Lastly, as to the third assertion of the petitioners, namely, that the claim of Dr. Dohme should be disallowed, we also find that there is no merit in this contention. This claim is represented by a demand note, which was duly executed by the company, in payment of a bona fide obligation; it was pledged to an associate company as collateral security for the sum of $20,000, and Dr. Dohme acquired it by paying this amount to the associate company. The remaining equity in the note was acquired by Dr. Dohme under a valid assignment by the payee. He appears to have paid full value for the note, and therefore we find nothing irregular in his claim upon it, against the bankrupt corporation.

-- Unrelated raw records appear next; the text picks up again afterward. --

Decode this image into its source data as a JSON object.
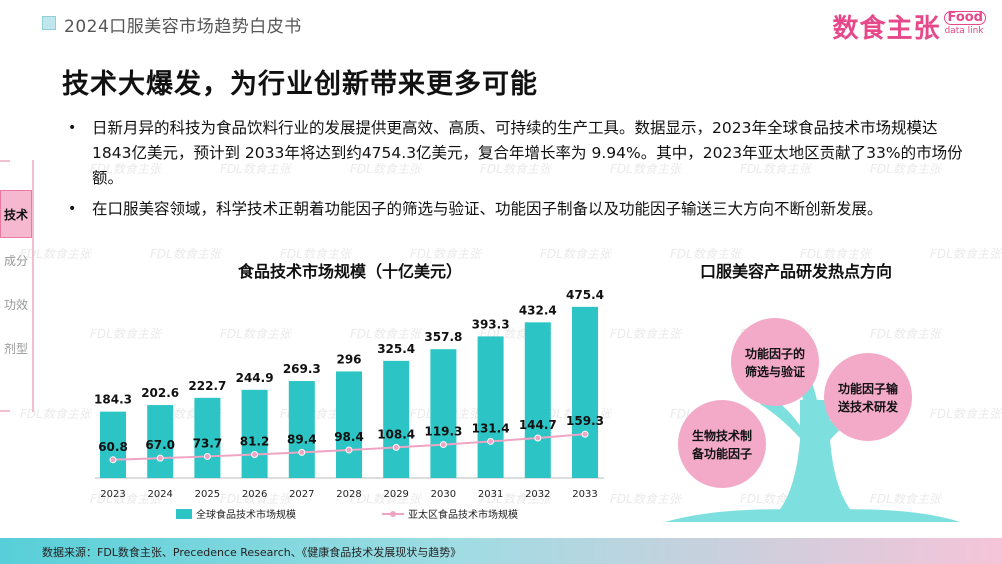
{
  "header": {
    "report_title": "2024口服美容市场趋势白皮书",
    "brand_name": "数食主张",
    "brand_food": "Food",
    "brand_link": "data link"
  },
  "page_title": "技术大爆发，为行业创新带来更多可能",
  "bullets": [
    "日新月异的科技为食品饮料行业的发展提供更高效、高质、可持续的生产工具。数据显示，2023年全球食品技术市场规模达1843亿美元，预计到 2033年将达到约4754.3亿美元，复合年增长率为 9.94%。其中，2023年亚太地区贡献了33%的市场份额。",
    "在口服美容领域，科学技术正朝着功能因子的筛选与验证、功能因子制备以及功能因子输送三大方向不断创新发展。"
  ],
  "side_tabs": [
    {
      "label": "技术",
      "active": true
    },
    {
      "label": "成分",
      "active": false
    },
    {
      "label": "功效",
      "active": false
    },
    {
      "label": "剂型",
      "active": false
    }
  ],
  "watermark_text": "FDL数食主张",
  "chart_data": {
    "type": "bar",
    "title": "食品技术市场规模（十亿美元）",
    "categories": [
      "2023",
      "2024",
      "2025",
      "2026",
      "2027",
      "2028",
      "2029",
      "2030",
      "2031",
      "2032",
      "2033"
    ],
    "series": [
      {
        "name": "全球食品技术市场规模",
        "type": "bar",
        "color": "#2cc4c4",
        "values": [
          184.3,
          202.6,
          222.7,
          244.9,
          269.3,
          296,
          325.4,
          357.8,
          393.3,
          432.4,
          475.4
        ]
      },
      {
        "name": "亚太区食品技术市场规模",
        "type": "line",
        "color": "#f0a4c4",
        "values": [
          60.8,
          67.0,
          73.7,
          81.2,
          89.4,
          98.4,
          108.4,
          119.3,
          131.4,
          144.7,
          159.3
        ]
      }
    ],
    "value_labels": [
      [
        "184.3",
        "202.6",
        "222.7",
        "244.9",
        "269.3",
        "296",
        "325.4",
        "357.8",
        "393.3",
        "432.4",
        "475.4"
      ],
      [
        "60.8",
        "67.0",
        "73.7",
        "81.2",
        "89.4",
        "98.4",
        "108.4",
        "119.3",
        "131.4",
        "144.7",
        "159.3"
      ]
    ],
    "ylim": [
      0,
      500
    ],
    "legend_position": "bottom",
    "grid": false
  },
  "tree": {
    "title": "口服美容产品研发热点方向",
    "bubbles": [
      "功能因子的筛选与验证",
      "功能因子输送技术研发",
      "生物技术制备功能因子"
    ],
    "trunk_color": "#7ee0de",
    "bubble_color": "#f3a9c8"
  },
  "footer": {
    "source": "数据来源：FDL数食主张、Precedence Research、《健康食品技术发展现状与趋势》"
  }
}
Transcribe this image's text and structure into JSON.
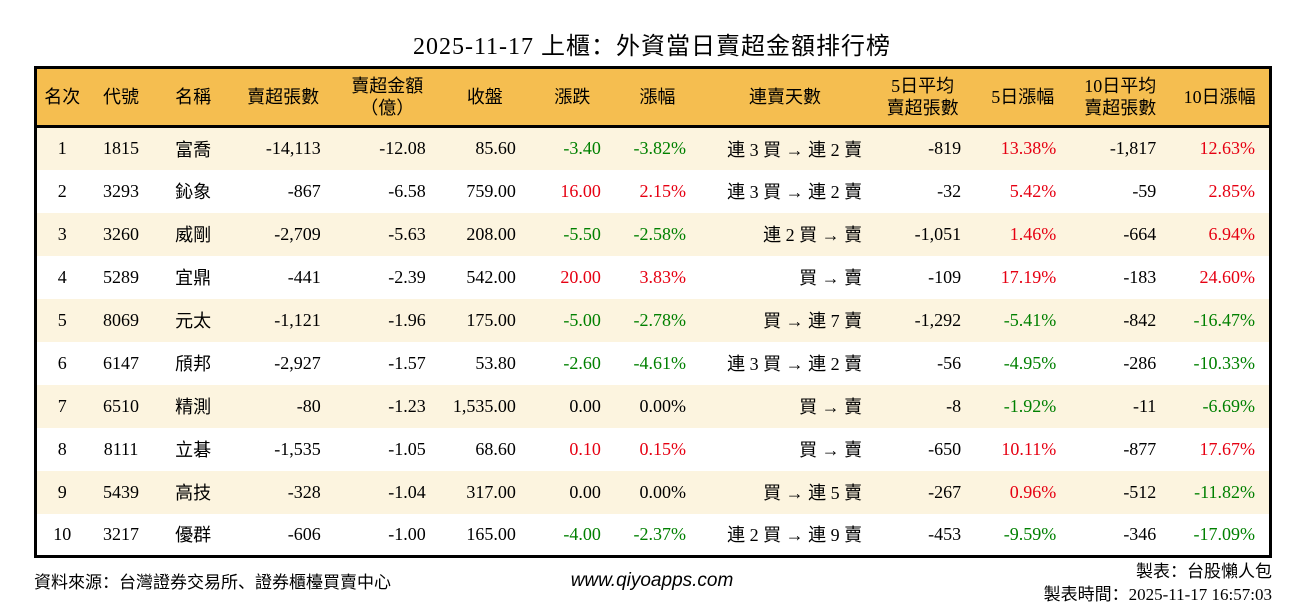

There is a great deal in the pleadings and in the testimony regarding rather involved manipulations of the stock of the bankrupt company, and of the interrelated companies, in all of which Dr. Dohme and Mr. Batterman held the controlling interest. However, it seems unnecessary to go into a detailed analysis of this phase of the case, because we fail to find that anything was done by these persons which entitles the petitioners to the relief asked. Their dominating influence throughout the short and rather meteoric history of the bankrupt company is beyond question, but there is no proof of fraud in their conduct; they lost heavily along with the other stockholders. The business may have been inefficiently conducted. But that is not of consequence in the present inquiry, in the absence of fraud or willful negligence. The fact that Mr. Batterman was so intimately connected with the company and with Dr. Dohme is not, of course, sufficient to create an inference of bad faith on his part, and, in the absence of same, or of some proven mistake or irregularity, there appears to be no justification for upsetting what has been done, the formalities of the Bankruptcy Act having been complied with throughout the various successive stages.

Accordingly, the petition must be dismissed.